The Yeast 2-Hybrid protocol is one of the two main experimental approaches to discovering PPIs in a high-throughput way, the other being Co-Immunoprecipitation. The Y2H protocol is susceptible to some systematic biases, the most problematicbeing that certain proteins can behave "promiscuosly" in the assay and be responsible for many false-positive PPI pairs. We describe a Bayesian approach to modeling this systematic error. This approach allows us to combine information across multiple datasets and make more nuanced inferences than existing approaches.



One of the problems with performing gene-perturbation experiments is choosing the right cut-offs for the signal-vs-noise threshold in the assay. A too-high threshold will exclude promising hits; a too-low threshold will slow down downstream analysis with irrelevant genes. In the context of RNA-interference assays, we started with the intuition that the intended set of hits should share similar functions and hence be well-connected in the PPI network. We designed quantitative measures that express, given the list of all RNAi scores, how changes in cut-off will impact the connectivity (w.r.t. random) of the chosen set of hits. This leads to intuitive ways of selecting cut-offs for the experiment.



In protein structure prediction, one of the challenges is in efficiently exploring the local neighborhood of a conformation. We propose an approach that uses concepts from inverse kinematics (in robotics) to change a small part of a protein's backbone without changing anything else.

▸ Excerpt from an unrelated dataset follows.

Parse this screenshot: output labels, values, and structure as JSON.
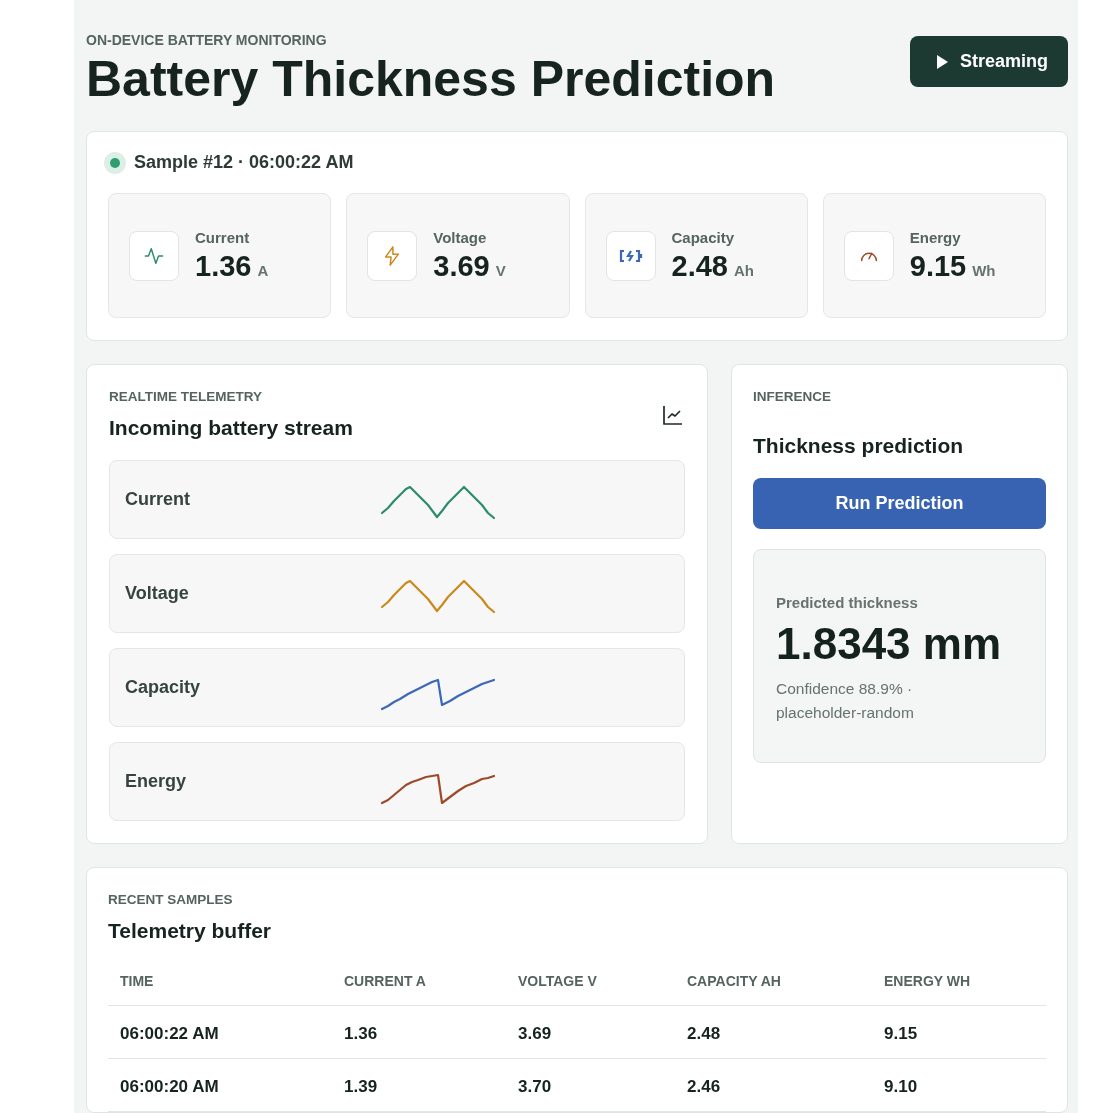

This operation can be applied arbitrarily many times to explore the local neighborhood. Using this approach, we construct ensemble models of protein structure that better explain X-ray crystallization data than single-conformer models and are more effective than existing ensemble models.



Microarray experiments can quickly get costly, especially if one has to perform a number of them as part of a time-series study. We use the concept of active learning to compute the optimal points along the time-line at which microarray experiments should be run. The intuition is that the sampling should be focused in time-regions where the gene expression curves are least well-characterized.



  • Beckett Sterner, Bonnie Berger and I wrote a paper on using information theoretic ideas to identify and annotate active sites in proteins.
  • Mitul Saha and I wrote a paper on searching for a 3-D protein fragment in a database of protein structures.